The nanoscale structures manipulate light in unique ways, absorbing it and emitting it back out in specific colors. Traditionally, they’ve been extremely expensive to make, and they’re usually composed of toxic materials. UbiQD’s product, however, is made through an alternative, inexpensive process that uses low-cost and nontoxic elements.
From the start, UbiQD set up its own production operation, now housed at a 9,000-sq.ft. facility in Los Alamos, where the company makes batches of quantum dots for sale to public and private research institutions to explore different applications, often in partnership with UbiQD. Since launching, UbiQD has prioritized development of quantum-dot-tinted windows to provide solar electric generation, potentially converting buildings into self-powering structures.
That idea is also not new but until now, most commercial development has focused on applying photovoltaic cells directly to windows, which is a more complex and expensive process. In contrast, UbiQD aims to embed quantum dots directly into the windows to absorb solar energy, and then channel the photons to solar cells attached to window frames, making the process simpler and more affordable.

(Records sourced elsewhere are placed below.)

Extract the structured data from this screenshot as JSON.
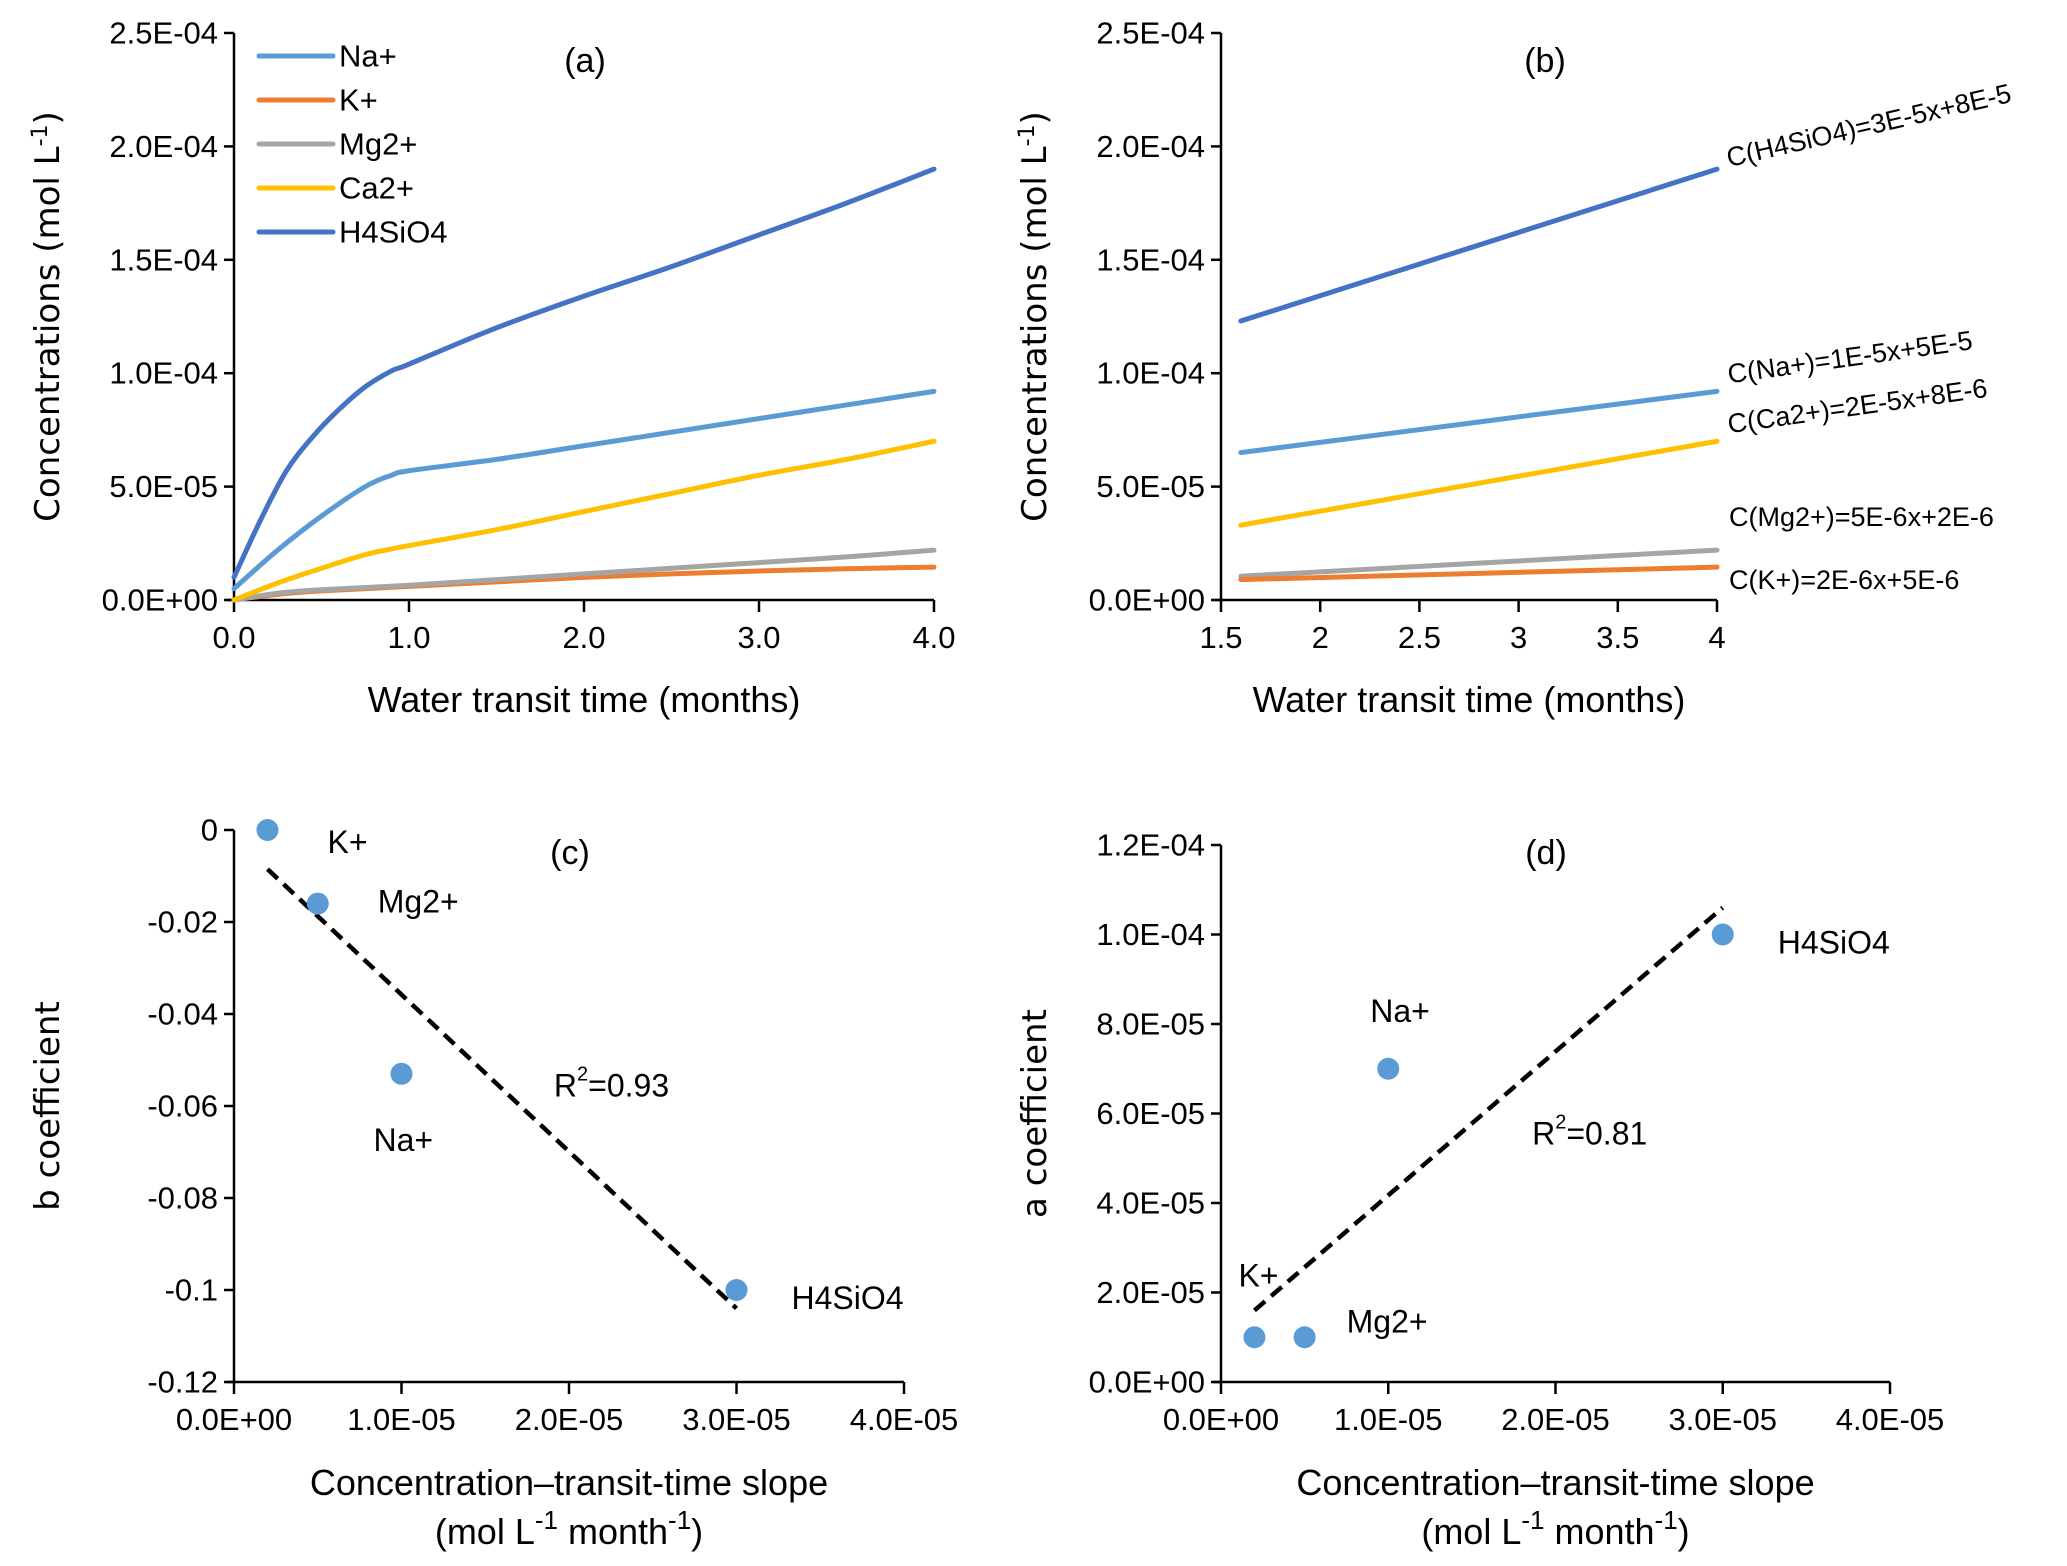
{
  "chart_data": [
    {
      "panel": "(a)",
      "type": "line",
      "title": "(a)",
      "xlabel": "Water transit time (months)",
      "ylabel": "Concentrations (mol L",
      "ylabel_sup": "-1",
      "ylabel_close": ")",
      "xlim": [
        0,
        4
      ],
      "ylim": [
        0,
        0.00025
      ],
      "xticks": [
        0,
        1,
        2,
        3,
        4
      ],
      "xtick_labels": [
        "0.0",
        "1.0",
        "2.0",
        "3.0",
        "4.0"
      ],
      "yticks": [
        0,
        5e-05,
        0.0001,
        0.00015,
        0.0002,
        0.00025
      ],
      "ytick_labels": [
        "0.0E+00",
        "5.0E-05",
        "1.0E-04",
        "1.5E-04",
        "2.0E-04",
        "2.5E-04"
      ],
      "grid": false,
      "legend_position": "top-left",
      "series": [
        {
          "name": "Na+",
          "color": "#5B9BD5",
          "x": [
            0,
            0.25,
            0.5,
            0.75,
            0.9,
            1.0,
            1.5,
            2.0,
            2.5,
            3.0,
            3.5,
            4.0
          ],
          "y": [
            5e-06,
            2.2e-05,
            3.7e-05,
            5e-05,
            5.5e-05,
            5.7e-05,
            6.2e-05,
            6.8e-05,
            7.4e-05,
            8e-05,
            8.6e-05,
            9.2e-05
          ]
        },
        {
          "name": "K+",
          "color": "#ED7D31",
          "x": [
            0,
            0.25,
            0.5,
            1.0,
            1.5,
            2.0,
            2.5,
            3.0,
            3.5,
            4.0
          ],
          "y": [
            0,
            2.5e-06,
            4e-06,
            6e-06,
            8e-06,
            1e-05,
            1.15e-05,
            1.28e-05,
            1.38e-05,
            1.45e-05
          ]
        },
        {
          "name": "Mg2+",
          "color": "#A5A5A5",
          "x": [
            0,
            0.25,
            0.5,
            1.0,
            1.5,
            2.0,
            2.5,
            3.0,
            3.5,
            4.0
          ],
          "y": [
            0,
            3e-06,
            4.5e-06,
            6.5e-06,
            9e-06,
            1.15e-05,
            1.4e-05,
            1.65e-05,
            1.9e-05,
            2.2e-05
          ]
        },
        {
          "name": "Ca2+",
          "color": "#FFC000",
          "x": [
            0,
            0.25,
            0.5,
            0.75,
            0.9,
            1.0,
            1.5,
            2.0,
            2.5,
            3.0,
            3.5,
            4.0
          ],
          "y": [
            0,
            7.5e-06,
            1.4e-05,
            2e-05,
            2.25e-05,
            2.4e-05,
            3.1e-05,
            3.9e-05,
            4.7e-05,
            5.5e-05,
            6.2e-05,
            7e-05
          ]
        },
        {
          "name": "H4SiO4",
          "color": "#4472C4",
          "x": [
            0,
            0.15,
            0.3,
            0.45,
            0.6,
            0.75,
            0.9,
            1.0,
            1.5,
            2.0,
            2.5,
            3.0,
            3.5,
            4.0
          ],
          "y": [
            1e-05,
            3.5e-05,
            5.7e-05,
            7.2e-05,
            8.4e-05,
            9.4e-05,
            0.000101,
            0.000104,
            0.00012,
            0.000134,
            0.000147,
            0.000161,
            0.000175,
            0.00019
          ]
        }
      ]
    },
    {
      "panel": "(b)",
      "type": "line",
      "title": "(b)",
      "xlabel": "Water transit time (months)",
      "ylabel": "Concentrations (mol L",
      "ylabel_sup": "-1",
      "ylabel_close": ")",
      "xlim": [
        1.5,
        4
      ],
      "ylim": [
        0,
        0.00025
      ],
      "xticks": [
        1.5,
        2,
        2.5,
        3,
        3.5,
        4
      ],
      "xtick_labels": [
        "1.5",
        "2",
        "2.5",
        "3",
        "3.5",
        "4"
      ],
      "yticks": [
        0,
        5e-05,
        0.0001,
        0.00015,
        0.0002,
        0.00025
      ],
      "ytick_labels": [
        "0.0E+00",
        "5.0E-05",
        "1.0E-04",
        "1.5E-04",
        "2.0E-04",
        "2.5E-04"
      ],
      "grid": false,
      "series": [
        {
          "name": "H4SiO4",
          "color": "#4472C4",
          "x": [
            1.6,
            4.0
          ],
          "y": [
            0.000123,
            0.00019
          ],
          "equation": "C(H4SiO4)=3E-5x+8E-5"
        },
        {
          "name": "Na+",
          "color": "#5B9BD5",
          "x": [
            1.6,
            4.0
          ],
          "y": [
            6.5e-05,
            9.2e-05
          ],
          "equation": "C(Na+)=1E-5x+5E-5"
        },
        {
          "name": "Ca2+",
          "color": "#FFC000",
          "x": [
            1.6,
            4.0
          ],
          "y": [
            3.3e-05,
            7e-05
          ],
          "equation": "C(Ca2+)=2E-5x+8E-6"
        },
        {
          "name": "Mg2+",
          "color": "#A5A5A5",
          "x": [
            1.6,
            4.0
          ],
          "y": [
            1.05e-05,
            2.2e-05
          ],
          "equation": "C(Mg2+)=5E-6x+2E-6"
        },
        {
          "name": "K+",
          "color": "#ED7D31",
          "x": [
            1.6,
            4.0
          ],
          "y": [
            9e-06,
            1.45e-05
          ],
          "equation": "C(K+)=2E-6x+5E-6"
        }
      ]
    },
    {
      "panel": "(c)",
      "type": "scatter",
      "title": "(c)",
      "xlabel": "Concentration–transit-time slope",
      "xlabel2_pre": "(mol L",
      "xlabel2_sup1": "-1",
      "xlabel2_mid": " month",
      "xlabel2_sup2": "-1",
      "xlabel2_post": ")",
      "ylabel": "b coefficient",
      "xlim": [
        0,
        4e-05
      ],
      "ylim": [
        -0.12,
        0
      ],
      "xticks": [
        0,
        1e-05,
        2e-05,
        3e-05,
        4e-05
      ],
      "xtick_labels": [
        "0.0E+00",
        "1.0E-05",
        "2.0E-05",
        "3.0E-05",
        "4.0E-05"
      ],
      "yticks": [
        0,
        -0.02,
        -0.04,
        -0.06,
        -0.08,
        -0.1,
        -0.12
      ],
      "ytick_labels": [
        "0",
        "-0.02",
        "-0.04",
        "-0.06",
        "-0.08",
        "-0.1",
        "-0.12"
      ],
      "grid": false,
      "marker_color": "#5B9BD5",
      "points": [
        {
          "label": "K+",
          "x": 2e-06,
          "y": 0
        },
        {
          "label": "Mg2+",
          "x": 5e-06,
          "y": -0.016
        },
        {
          "label": "Na+",
          "x": 1e-05,
          "y": -0.053
        },
        {
          "label": "H4SiO4",
          "x": 3e-05,
          "y": -0.1
        }
      ],
      "trendline": {
        "x": [
          2e-06,
          3e-05
        ],
        "y": [
          -0.0085,
          -0.104
        ],
        "style": "dashed",
        "color": "#000000"
      },
      "r2_label": "R",
      "r2_sup": "2",
      "r2_value": "=0.93"
    },
    {
      "panel": "(d)",
      "type": "scatter",
      "title": "(d)",
      "xlabel": "Concentration–transit-time slope",
      "xlabel2_pre": "(mol L",
      "xlabel2_sup1": "-1",
      "xlabel2_mid": " month",
      "xlabel2_sup2": "-1",
      "xlabel2_post": ")",
      "ylabel": "a coefficient",
      "xlim": [
        0,
        4e-05
      ],
      "ylim": [
        0,
        0.00012
      ],
      "xticks": [
        0,
        1e-05,
        2e-05,
        3e-05,
        4e-05
      ],
      "xtick_labels": [
        "0.0E+00",
        "1.0E-05",
        "2.0E-05",
        "3.0E-05",
        "4.0E-05"
      ],
      "yticks": [
        0,
        2e-05,
        4e-05,
        6e-05,
        8e-05,
        0.0001,
        0.00012
      ],
      "ytick_labels": [
        "0.0E+00",
        "2.0E-05",
        "4.0E-05",
        "6.0E-05",
        "8.0E-05",
        "1.0E-04",
        "1.2E-04"
      ],
      "grid": false,
      "marker_color": "#5B9BD5",
      "points": [
        {
          "label": "K+",
          "x": 2e-06,
          "y": 1e-05
        },
        {
          "label": "Mg2+",
          "x": 5e-06,
          "y": 1e-05
        },
        {
          "label": "Na+",
          "x": 1e-05,
          "y": 7e-05
        },
        {
          "label": "H4SiO4",
          "x": 3e-05,
          "y": 0.0001
        }
      ],
      "trendline": {
        "x": [
          2e-06,
          3e-05
        ],
        "y": [
          1.6e-05,
          0.000106
        ],
        "style": "dashed",
        "color": "#000000"
      },
      "r2_label": "R",
      "r2_sup": "2",
      "r2_value": "=0.81"
    }
  ]
}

The National Science Foundation has awarded UbiQD about $1.6 million in grants to develop a marketable product and, along with assistance from the National Renewable Energy Laboratory and other entities, enabled development of UbiQD’s current technology — a plastic film imbedded with quantum dots that’s fitted in between two glass panes as an “interlayer” inside the window.
In November, the company deployed quantum-dot-laden windows for the first time in three pilot projects, including a half dozen windows at NREL in Colorado, another half dozen at the Holiday Inn Express in Los Alamos, and in nearly all the windows at UbiQD’s own facility. The company is now monitoring electric output, assessing performance as sunlight changes throughout the day and during different seasons and varying weather.